Chat with any entrepreneur, just as they are about to launch into an explanation of their whiz technology, and you will get the same response. “I will just take ten minutes to explain the basics of my revolutionary tech, which I invented whilst studying for my doctorate. I will refer to only 10 long words that do not appear in the Oxford English Dictionary.”

To the dumb investor, the story ends up sounding like goobledygook. English? The presenter might have used Vietnamese.

But is that person, who is holding on to the money, really that dumb? Just because he or she does not understand turbines or internet connections or chemicals, remember that they often possess another asset. Their speciality is to spot a product or service, suitable for commercialisation, and a team that can support that drive. 

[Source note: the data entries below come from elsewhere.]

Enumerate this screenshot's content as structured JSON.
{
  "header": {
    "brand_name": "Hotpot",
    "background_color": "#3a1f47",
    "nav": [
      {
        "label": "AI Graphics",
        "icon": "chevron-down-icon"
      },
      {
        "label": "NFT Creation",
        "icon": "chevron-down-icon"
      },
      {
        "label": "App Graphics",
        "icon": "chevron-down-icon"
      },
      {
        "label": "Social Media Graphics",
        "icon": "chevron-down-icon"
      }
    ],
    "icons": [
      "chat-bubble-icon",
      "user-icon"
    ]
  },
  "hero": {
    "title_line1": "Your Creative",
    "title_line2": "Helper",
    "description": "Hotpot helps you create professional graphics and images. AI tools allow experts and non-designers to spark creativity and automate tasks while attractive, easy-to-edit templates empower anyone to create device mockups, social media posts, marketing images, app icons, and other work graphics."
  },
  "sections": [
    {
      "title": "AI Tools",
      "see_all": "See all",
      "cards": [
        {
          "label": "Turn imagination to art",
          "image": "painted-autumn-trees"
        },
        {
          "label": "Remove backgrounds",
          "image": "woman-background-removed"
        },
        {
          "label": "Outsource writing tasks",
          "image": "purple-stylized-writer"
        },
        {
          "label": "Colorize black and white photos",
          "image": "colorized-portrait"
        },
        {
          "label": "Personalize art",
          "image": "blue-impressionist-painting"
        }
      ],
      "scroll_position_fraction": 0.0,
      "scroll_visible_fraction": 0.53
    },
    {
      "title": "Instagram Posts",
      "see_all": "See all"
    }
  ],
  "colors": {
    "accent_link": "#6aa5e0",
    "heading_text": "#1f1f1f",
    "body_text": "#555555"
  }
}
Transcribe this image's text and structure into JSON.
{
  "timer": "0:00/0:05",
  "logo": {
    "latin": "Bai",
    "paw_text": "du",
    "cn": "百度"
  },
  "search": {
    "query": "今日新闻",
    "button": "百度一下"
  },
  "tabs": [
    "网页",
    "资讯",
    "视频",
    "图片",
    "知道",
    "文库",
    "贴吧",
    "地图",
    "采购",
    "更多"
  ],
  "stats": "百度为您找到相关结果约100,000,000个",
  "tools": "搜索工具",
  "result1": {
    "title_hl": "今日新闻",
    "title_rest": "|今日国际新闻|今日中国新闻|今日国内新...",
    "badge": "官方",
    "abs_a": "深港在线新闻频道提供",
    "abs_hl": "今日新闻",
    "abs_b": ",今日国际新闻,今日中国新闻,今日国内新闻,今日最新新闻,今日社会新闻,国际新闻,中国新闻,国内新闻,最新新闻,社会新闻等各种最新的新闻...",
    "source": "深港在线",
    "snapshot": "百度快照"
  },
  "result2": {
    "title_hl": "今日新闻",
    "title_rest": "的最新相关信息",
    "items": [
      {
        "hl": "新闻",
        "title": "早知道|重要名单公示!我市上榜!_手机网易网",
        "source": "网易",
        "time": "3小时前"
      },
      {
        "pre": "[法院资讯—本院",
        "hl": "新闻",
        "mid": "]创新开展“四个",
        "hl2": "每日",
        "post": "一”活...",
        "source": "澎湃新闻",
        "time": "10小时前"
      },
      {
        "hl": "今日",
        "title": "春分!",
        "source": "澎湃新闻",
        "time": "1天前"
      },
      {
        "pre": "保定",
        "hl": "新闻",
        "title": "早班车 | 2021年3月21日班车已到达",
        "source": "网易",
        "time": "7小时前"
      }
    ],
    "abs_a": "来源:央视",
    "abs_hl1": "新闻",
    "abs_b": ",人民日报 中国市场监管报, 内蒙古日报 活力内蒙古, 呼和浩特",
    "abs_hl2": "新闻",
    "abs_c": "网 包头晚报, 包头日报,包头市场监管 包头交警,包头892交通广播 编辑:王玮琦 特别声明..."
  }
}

However, if the entrepreneur retains the language of a university textbook (from east Asia), their investor will cut the conversation short and return to playing poker on his iPhone. So how to avoid the trap?

A recent blog by from 3Sixty tackled this very point. Their three-point approach can be summed up as: –

Think of your data or technical information as a blank canvas. You need to paint a slightly different painting for each audience. You need to ensure that it’s relevant to each audience and that you answer the question – why is this audience interested in this information, what does it mean to them and what do I want them to do as a result of experiencing this presentation.

Simple? I am not so sure. I have seen some clients adjust rapidly, while others repeatedly prefer to whip out their 30 slide presentation at any opportunity, which is often inappropriate.

One techy, who was supreme at “dummying-it-down” was the late Steve Jobs. His biographer, Walter Isaacson, argues that:

…. the real lessons from Steve Jobs have to be drawn from looking at what he actually accomplished. ……. (Jobs) said it was Apple the company. Making an enduring company, he said, was both far harder and more important than making a great product. How did he do it?

Well, Isaacson gives a detailed response to hiw own question. And I will add one further consideration. Surely, one aspect has to be that Jobs made his products appealing and obvious to even the greatest of non-techies, including this writer.